Franz Kafka

Saturday, May 19, 2012

Dostoevsky's Demons and Camus' La chute, The fall, and Kirillov


Cover, a Folio's edition
Portrait of F. Dostoevsky
It is well known Dostoevsky's influence on Albert Camus literary and intellectual development and  formation, as well as the great interest of the latter for the novel "The Possessed", of which he wrote and directed an important  theater   adaptation in 1960.
In Camus' most Dostoevskian work, La Chute, the tantalizing confession of a lifetime, echoes the spiritual dilemma  and torturing distress of the Russian writer's anti-hero Kirillov,  and the many themes revolving around meaninglessness  and absurdity of  human struggle,  the interpretation of the myth of Christ,  collective judgment and self-inflicted punishment, amongst others. In Camus' work though, Dostoevsky's many voices universe  is irrevocably shattered and never to be recomposed. 
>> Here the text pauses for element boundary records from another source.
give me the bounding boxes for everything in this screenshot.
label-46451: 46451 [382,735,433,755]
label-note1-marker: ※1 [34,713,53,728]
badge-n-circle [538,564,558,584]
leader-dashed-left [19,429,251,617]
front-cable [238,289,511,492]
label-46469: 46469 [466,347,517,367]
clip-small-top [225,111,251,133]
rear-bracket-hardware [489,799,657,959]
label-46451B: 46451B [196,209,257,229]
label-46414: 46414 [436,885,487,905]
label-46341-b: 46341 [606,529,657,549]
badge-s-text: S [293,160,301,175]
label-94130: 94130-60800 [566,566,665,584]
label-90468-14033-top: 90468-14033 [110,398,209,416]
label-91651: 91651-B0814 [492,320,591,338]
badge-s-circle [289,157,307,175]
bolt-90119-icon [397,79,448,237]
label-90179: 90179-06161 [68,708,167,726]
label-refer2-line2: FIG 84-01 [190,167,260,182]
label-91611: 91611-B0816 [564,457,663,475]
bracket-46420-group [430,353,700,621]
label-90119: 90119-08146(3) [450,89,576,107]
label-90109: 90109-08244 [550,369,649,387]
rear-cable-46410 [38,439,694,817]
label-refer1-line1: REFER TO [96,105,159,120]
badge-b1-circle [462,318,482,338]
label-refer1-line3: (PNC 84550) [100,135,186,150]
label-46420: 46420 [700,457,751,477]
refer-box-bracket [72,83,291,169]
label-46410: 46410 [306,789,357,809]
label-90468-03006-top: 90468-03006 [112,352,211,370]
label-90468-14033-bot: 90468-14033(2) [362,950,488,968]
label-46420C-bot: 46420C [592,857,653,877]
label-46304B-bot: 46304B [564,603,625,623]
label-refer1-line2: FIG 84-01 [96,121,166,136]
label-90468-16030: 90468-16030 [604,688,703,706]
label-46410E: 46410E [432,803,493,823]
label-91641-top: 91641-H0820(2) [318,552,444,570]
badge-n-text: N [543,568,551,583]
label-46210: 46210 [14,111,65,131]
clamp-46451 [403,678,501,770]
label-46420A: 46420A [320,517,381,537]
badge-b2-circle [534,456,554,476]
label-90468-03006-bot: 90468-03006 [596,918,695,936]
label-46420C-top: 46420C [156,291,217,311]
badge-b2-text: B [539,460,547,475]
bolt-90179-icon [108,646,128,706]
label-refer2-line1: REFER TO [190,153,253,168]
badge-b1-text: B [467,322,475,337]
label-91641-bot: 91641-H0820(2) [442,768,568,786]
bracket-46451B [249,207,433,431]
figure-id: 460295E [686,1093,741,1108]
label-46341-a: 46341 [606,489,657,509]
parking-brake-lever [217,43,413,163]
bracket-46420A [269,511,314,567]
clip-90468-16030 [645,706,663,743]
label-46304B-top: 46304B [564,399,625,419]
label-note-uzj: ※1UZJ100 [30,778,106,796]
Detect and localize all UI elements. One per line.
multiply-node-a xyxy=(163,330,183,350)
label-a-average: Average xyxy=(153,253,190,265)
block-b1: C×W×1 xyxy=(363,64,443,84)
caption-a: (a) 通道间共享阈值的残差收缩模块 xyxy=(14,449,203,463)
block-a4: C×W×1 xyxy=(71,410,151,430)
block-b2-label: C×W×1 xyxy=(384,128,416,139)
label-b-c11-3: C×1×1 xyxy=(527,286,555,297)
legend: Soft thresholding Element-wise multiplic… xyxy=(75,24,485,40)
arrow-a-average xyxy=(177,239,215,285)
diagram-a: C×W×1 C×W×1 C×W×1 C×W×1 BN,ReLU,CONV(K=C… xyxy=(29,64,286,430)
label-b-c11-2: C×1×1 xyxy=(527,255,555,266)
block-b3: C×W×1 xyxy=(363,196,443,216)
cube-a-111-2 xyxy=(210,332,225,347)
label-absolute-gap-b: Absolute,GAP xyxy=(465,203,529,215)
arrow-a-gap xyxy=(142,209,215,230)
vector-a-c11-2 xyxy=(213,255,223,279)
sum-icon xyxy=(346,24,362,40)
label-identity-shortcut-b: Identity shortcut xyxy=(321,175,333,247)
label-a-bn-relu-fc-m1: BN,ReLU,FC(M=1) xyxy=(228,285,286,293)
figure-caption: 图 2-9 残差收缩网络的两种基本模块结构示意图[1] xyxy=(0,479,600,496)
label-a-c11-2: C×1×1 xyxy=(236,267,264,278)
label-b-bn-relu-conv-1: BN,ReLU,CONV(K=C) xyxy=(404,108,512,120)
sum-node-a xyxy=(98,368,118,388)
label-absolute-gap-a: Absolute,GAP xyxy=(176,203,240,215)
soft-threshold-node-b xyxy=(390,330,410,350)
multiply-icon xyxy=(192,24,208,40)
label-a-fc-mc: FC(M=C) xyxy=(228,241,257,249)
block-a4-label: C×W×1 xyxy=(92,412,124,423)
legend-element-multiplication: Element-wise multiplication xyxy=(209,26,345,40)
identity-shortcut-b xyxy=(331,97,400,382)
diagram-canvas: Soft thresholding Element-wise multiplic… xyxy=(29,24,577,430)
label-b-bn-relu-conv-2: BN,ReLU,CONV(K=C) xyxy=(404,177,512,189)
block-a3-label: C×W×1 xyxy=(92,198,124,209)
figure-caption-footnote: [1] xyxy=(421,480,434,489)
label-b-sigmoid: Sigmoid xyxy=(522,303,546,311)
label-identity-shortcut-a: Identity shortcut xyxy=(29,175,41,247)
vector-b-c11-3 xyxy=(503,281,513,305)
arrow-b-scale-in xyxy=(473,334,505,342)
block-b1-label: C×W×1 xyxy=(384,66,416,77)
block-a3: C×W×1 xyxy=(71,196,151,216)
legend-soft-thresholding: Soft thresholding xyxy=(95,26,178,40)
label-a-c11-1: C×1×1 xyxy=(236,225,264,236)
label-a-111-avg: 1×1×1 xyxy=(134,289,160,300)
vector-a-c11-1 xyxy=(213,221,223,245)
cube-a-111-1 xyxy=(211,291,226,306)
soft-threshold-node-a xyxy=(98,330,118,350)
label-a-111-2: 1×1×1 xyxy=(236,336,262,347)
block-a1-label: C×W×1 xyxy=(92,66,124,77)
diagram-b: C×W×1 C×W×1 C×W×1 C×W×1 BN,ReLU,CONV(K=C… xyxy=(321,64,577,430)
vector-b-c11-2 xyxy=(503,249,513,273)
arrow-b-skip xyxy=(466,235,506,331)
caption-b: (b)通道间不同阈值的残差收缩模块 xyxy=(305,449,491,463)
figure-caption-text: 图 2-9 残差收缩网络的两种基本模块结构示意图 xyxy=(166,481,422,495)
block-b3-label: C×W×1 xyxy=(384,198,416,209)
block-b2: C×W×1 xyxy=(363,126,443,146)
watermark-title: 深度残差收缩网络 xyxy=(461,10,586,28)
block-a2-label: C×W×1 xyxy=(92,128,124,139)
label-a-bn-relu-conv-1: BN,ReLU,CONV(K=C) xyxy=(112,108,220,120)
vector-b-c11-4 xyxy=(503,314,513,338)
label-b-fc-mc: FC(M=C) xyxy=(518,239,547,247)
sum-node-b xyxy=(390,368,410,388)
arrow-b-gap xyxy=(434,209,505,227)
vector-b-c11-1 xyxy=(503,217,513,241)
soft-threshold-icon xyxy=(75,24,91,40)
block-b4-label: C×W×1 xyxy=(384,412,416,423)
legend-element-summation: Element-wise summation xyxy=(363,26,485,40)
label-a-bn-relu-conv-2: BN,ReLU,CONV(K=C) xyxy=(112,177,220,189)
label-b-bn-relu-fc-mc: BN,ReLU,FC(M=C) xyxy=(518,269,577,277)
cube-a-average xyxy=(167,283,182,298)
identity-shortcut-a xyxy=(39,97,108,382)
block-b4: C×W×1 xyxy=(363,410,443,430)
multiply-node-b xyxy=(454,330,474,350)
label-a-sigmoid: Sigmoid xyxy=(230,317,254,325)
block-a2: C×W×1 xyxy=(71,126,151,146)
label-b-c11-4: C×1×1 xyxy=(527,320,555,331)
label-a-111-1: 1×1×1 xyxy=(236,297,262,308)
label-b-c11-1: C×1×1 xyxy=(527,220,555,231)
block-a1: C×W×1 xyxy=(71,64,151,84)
The narrative voice of la Chute, the "juge penitent", is a true advocatus diaboli, weaving a spider web that slowly suffocates the reader's esprit and offers no alternative to despair and helplessness. The psychological probe of our individual fragility and the relentless criticism of a morally corrupted society leaves no hope for redemption, nor salvation.  In Camus' thoroughly pessimistic words, a second opportunity is not possible, let alone desirable: "Il est trop tard, maintenant, il sera toujours trop tard. Heureusement!"